His first step was to get an education. His second was to acquire property. So far, through the series, he’s managed to do both, but the price Easy has had to pay to hang on to what he’s got seems to be steadily rising. He knows — as a black man living in the last half of the twentieth century in the United States, and from his own experiences — how easiliy it can all be stripped away.

Still, by the second novel, A Red Death (1991), Easy’s obsession with real estate has paid off. He’s started to amass a fair share of property, including a few apartment buildings and a couple of houses. He’s uneasy (sorry) about his wealth, though, and afraid of drawing too much attention to himself, so he pretends to be a janitor, communicating with his tenants through an intermediate. Mind you, it’s the age of paranoia anyway — the Red Scare is in full bloom. And he’s elected himself the adoptive father of Jesus, the abandoned mute child he saved in Devil in a Blue Dress.

By White Butterfly (1992), set in 1956, Easy is still living in Watts, but has acquired a wife, Regina, and a baby daughter, Edna. Yet he can’t quite bring himself to tell Regina about his holdings, hiding his prosperity like a guilty secret — a secret that eventually breaks up the marriage. Regina leaves, taking Edna with her.

In Black Betty (1994), Easy has moved from Watts to West L.A. with his two (yes, he’s picked up another one) adopted children, Jesus and Feather, but trouble — in the form of racism and police harassment — still follows him as he’s hired to track down a woman he once knew.

By 1963, in A Little Yellow Dog (1996), Easy seems to have finally escaped the streets, having landed a job as a custodial supervisor at an all-black school, a safe, respectable job with a pension, and more importantly, a medical plan for Jesus and Feather. Not only is he doing well, but he’s managed to find jobs for both his old friend Mouse, and Mouse’s long-suffering mate, Etta Mae. But somehow, the streets manage, inevitably, to drag him back.

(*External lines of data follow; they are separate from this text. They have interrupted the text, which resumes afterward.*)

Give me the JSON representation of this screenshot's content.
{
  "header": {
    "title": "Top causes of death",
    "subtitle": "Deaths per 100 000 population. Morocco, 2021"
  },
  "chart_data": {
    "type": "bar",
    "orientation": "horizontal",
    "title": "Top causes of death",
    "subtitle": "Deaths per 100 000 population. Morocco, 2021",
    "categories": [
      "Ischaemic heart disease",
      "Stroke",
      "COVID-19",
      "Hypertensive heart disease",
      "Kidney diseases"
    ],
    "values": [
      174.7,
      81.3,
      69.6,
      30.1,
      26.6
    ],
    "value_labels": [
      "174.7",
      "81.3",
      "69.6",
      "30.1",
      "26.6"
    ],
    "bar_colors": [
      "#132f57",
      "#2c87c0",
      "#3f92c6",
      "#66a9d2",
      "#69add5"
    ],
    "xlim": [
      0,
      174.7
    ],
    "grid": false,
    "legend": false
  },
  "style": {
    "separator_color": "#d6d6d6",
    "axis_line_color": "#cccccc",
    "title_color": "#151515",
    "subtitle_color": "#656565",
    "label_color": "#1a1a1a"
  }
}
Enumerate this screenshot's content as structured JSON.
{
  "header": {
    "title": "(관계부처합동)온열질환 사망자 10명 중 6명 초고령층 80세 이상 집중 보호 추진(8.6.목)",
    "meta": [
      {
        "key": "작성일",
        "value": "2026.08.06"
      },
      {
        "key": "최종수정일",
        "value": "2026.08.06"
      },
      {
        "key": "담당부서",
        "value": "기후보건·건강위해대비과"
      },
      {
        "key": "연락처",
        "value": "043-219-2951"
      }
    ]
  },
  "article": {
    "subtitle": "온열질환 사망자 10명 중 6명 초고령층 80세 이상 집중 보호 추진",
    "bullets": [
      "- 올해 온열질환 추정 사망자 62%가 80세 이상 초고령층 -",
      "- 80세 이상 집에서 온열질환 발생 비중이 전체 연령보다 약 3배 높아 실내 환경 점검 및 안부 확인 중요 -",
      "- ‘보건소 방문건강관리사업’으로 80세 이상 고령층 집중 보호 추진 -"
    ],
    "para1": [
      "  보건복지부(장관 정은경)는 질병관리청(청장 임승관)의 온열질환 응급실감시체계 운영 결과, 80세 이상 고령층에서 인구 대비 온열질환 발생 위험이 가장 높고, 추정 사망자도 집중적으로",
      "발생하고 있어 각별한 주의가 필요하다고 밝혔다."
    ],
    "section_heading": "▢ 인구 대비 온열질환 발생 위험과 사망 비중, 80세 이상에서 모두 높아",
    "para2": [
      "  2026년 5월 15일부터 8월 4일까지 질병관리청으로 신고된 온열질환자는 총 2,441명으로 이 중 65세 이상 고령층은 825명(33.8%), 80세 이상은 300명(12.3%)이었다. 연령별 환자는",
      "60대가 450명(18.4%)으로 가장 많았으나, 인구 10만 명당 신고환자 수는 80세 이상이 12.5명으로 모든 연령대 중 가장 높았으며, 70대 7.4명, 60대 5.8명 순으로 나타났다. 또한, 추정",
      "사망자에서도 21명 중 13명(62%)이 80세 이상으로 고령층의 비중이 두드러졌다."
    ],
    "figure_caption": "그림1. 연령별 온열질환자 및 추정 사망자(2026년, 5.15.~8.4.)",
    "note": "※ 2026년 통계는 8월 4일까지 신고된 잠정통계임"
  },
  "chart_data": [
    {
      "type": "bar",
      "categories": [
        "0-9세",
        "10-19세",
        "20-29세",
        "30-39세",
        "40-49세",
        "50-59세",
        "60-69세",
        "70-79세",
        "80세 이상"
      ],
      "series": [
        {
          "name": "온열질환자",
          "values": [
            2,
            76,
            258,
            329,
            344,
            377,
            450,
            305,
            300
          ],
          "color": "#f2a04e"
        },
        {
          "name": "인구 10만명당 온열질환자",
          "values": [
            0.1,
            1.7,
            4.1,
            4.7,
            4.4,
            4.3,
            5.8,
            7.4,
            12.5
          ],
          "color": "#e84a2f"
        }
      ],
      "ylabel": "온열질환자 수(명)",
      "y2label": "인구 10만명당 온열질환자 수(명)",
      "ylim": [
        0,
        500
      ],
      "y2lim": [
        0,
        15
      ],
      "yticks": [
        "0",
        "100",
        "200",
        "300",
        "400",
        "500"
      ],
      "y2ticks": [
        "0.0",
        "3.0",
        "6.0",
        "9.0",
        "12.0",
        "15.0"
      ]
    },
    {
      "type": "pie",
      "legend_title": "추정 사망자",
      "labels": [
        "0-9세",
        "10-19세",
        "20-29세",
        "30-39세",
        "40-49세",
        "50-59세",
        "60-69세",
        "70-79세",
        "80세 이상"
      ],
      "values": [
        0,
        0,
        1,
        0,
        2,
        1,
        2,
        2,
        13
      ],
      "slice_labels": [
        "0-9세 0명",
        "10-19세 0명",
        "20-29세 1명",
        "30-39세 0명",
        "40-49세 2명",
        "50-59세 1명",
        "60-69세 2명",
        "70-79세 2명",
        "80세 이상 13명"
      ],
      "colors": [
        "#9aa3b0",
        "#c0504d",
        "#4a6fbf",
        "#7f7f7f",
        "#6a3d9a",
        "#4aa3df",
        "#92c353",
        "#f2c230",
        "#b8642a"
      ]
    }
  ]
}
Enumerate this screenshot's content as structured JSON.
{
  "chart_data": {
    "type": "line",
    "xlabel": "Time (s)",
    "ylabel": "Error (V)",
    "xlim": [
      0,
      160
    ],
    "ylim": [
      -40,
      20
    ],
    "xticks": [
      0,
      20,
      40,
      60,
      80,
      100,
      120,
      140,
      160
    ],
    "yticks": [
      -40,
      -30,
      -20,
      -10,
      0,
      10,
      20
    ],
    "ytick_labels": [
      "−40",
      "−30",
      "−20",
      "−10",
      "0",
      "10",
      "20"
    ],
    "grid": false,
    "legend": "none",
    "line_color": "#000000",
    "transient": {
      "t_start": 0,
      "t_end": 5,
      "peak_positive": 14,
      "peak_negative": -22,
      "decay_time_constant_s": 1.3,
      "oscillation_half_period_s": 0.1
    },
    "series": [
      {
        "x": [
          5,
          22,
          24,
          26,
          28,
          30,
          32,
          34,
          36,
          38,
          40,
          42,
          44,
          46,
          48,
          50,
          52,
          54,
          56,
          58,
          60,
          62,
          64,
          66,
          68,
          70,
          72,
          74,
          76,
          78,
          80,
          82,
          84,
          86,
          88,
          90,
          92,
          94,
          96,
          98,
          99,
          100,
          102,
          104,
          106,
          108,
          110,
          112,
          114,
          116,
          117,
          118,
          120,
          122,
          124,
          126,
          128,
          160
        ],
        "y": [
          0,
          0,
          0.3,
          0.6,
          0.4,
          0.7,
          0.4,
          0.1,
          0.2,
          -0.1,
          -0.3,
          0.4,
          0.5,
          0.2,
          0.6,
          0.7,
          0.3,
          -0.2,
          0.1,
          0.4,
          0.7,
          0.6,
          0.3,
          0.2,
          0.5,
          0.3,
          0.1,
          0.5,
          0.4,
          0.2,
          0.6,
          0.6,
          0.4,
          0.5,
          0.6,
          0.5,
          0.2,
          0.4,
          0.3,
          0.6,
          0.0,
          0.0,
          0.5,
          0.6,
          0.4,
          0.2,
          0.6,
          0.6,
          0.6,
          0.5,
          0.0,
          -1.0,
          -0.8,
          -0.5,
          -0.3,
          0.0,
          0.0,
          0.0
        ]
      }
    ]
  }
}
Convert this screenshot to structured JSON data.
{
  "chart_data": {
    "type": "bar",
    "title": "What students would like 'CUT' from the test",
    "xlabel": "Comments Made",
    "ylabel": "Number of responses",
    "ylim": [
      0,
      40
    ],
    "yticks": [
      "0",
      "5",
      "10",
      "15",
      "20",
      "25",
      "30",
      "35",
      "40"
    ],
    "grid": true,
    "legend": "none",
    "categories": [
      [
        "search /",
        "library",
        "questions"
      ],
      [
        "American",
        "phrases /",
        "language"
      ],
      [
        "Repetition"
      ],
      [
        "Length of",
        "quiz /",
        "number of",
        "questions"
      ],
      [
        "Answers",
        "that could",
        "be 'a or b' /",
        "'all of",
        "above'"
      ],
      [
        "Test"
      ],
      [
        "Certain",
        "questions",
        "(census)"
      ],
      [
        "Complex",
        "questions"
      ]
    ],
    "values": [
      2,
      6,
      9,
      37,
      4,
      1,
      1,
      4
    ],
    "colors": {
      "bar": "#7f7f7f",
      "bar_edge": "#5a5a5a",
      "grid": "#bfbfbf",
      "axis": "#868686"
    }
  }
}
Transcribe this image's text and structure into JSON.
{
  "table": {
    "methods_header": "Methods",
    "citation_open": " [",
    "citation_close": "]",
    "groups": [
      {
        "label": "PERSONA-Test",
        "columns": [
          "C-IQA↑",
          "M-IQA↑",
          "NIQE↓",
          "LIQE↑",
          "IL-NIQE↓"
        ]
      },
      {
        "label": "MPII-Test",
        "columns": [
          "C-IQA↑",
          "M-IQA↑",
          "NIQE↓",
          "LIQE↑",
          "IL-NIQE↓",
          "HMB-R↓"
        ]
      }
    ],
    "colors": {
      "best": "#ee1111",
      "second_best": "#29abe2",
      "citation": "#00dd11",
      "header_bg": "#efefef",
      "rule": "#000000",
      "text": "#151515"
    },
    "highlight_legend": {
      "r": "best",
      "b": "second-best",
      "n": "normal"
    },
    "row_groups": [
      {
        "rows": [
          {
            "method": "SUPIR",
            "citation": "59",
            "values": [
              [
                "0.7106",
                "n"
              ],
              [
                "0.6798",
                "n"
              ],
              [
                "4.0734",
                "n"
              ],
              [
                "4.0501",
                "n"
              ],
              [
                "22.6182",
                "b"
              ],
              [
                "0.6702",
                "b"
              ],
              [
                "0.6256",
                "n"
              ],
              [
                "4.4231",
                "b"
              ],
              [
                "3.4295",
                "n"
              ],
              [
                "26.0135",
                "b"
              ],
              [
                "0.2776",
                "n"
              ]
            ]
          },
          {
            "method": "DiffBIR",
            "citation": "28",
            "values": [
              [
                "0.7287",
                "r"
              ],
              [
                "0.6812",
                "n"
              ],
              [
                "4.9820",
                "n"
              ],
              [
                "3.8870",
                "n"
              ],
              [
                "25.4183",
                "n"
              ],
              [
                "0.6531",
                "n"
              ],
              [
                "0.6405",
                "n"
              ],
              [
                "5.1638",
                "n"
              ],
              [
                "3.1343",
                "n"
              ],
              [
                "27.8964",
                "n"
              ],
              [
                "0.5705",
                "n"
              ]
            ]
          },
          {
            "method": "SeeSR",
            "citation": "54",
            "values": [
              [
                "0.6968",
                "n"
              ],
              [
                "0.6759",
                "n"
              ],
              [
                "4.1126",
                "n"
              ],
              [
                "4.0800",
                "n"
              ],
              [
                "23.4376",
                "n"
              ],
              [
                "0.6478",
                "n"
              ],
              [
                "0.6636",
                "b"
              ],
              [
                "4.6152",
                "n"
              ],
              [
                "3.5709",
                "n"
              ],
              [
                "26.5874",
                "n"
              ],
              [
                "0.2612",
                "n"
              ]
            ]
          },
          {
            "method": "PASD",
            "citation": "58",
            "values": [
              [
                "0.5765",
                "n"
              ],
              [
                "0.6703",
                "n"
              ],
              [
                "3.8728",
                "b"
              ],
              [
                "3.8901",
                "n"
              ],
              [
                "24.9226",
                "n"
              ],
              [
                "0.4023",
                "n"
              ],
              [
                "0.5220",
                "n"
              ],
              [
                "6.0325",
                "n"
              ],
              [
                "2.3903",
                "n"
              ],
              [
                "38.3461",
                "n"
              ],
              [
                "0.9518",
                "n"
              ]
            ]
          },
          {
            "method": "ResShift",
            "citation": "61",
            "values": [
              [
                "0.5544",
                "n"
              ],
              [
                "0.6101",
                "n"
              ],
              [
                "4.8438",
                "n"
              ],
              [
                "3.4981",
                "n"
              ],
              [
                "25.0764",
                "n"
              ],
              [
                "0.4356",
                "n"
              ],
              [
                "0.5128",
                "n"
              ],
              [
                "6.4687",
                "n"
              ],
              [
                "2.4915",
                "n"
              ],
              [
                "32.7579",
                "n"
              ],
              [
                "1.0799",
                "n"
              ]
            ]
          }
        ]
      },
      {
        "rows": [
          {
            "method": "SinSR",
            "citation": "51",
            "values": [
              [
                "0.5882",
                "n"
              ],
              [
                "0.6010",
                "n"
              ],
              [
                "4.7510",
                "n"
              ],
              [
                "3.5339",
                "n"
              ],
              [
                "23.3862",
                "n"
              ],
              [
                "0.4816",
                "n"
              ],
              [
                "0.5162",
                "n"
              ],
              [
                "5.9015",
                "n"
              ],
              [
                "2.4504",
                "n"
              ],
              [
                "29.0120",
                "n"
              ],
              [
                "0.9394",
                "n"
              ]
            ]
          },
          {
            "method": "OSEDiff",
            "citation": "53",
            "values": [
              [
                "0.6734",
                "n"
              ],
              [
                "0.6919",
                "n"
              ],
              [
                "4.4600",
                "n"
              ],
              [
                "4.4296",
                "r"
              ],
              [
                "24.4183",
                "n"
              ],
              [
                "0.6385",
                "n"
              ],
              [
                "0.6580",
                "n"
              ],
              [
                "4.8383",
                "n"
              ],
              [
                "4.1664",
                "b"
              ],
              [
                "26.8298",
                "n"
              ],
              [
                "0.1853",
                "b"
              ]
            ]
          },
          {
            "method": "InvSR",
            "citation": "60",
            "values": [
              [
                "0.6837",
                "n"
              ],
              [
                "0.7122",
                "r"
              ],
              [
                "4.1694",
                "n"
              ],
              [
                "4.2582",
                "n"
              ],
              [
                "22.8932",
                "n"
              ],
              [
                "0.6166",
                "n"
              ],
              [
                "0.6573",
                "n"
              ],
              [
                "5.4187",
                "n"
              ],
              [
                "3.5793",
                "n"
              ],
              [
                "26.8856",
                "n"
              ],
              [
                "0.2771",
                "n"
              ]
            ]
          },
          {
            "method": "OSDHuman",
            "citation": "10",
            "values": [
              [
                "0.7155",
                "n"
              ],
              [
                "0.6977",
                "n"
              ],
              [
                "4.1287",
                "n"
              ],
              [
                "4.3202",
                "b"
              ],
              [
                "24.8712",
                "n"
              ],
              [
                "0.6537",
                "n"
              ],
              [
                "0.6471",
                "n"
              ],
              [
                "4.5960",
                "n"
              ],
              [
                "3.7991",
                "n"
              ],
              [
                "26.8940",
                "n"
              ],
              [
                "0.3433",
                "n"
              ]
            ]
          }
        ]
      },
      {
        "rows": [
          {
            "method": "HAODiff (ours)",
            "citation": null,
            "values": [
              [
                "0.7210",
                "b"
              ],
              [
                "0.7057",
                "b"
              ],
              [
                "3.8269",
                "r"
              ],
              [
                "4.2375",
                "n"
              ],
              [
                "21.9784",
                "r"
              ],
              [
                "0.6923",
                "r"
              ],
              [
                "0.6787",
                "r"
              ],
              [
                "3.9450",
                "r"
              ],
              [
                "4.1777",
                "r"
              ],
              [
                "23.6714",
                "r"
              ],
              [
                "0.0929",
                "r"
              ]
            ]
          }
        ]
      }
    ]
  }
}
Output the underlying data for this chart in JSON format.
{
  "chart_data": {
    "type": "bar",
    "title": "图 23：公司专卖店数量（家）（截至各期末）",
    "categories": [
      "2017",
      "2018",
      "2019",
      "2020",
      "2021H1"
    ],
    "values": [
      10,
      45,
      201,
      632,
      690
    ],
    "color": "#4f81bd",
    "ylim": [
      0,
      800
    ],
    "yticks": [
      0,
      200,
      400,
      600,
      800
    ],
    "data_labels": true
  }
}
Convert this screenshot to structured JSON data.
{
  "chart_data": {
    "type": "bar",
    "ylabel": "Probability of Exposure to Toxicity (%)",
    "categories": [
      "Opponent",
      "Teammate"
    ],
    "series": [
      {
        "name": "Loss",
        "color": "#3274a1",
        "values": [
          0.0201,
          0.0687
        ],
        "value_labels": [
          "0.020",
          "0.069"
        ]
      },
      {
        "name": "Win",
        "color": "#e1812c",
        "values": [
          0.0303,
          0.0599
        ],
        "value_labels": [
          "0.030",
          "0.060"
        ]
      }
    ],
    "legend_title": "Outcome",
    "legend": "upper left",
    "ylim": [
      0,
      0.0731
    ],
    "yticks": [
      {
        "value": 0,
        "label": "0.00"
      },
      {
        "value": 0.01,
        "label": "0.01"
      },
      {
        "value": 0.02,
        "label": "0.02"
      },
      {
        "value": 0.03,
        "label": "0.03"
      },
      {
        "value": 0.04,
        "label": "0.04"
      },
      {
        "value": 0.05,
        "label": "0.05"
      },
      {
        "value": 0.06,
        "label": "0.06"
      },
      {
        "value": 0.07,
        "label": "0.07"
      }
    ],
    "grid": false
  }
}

Mosley intends to bring the series right into the present, but he’s also apparently going to drag us along on some interesting detours, along the way. In 1997, he released Gone Fishin’, a prequel of sorts to the series, wherein Easy and Mouse go off on their first adventure. And in 2001, when the Washington Square Press began releasing new editions of the series, each included a bonus short story, which were subsequently collected and published as Six Easy Pieces (2003). The stories fill in many of the gaps between the novels and should really not be ignored by any fan of the series.

Since then, Rawlins has leaped from strength to strength, leapfrogging ahead in time. Bad Boy Brawly Brown (2002) takes place in the early days of the civil rights movement, and features the return of Mouse (last seen laying stone cold dead in A Little Yellow Dog), Little Scarlet (2004) has Easy trying to solve a racially charged case in the aftermath of the Watts riots and Cinnamon Kiss (2005) has him working a case against the backdrop of the Summer of Love. And Blonde Faith (2007), purportedly the last book in the series, brought it all home, with Easy apparently heading straight into the black after driving over a cliff.

Or did it?

Six years later, Easy returned in Little Green (2013), which was shortly a year later by Rose Gold.

Being a Black man in 1940s Los Angeles isn’t so easy for Easy, Walter Mosley’s famed character in his hardboiled 1990 book, Devil in a Blue Dress. Hardboiled books are such a blast to read because they pulse with electricity and mood. The dialogue crackles. Particularly of note is how Mosley code-switches, if you will, between how Black characters talk and how white characters talk, and even how Easy talks depending on which race he’s talking to.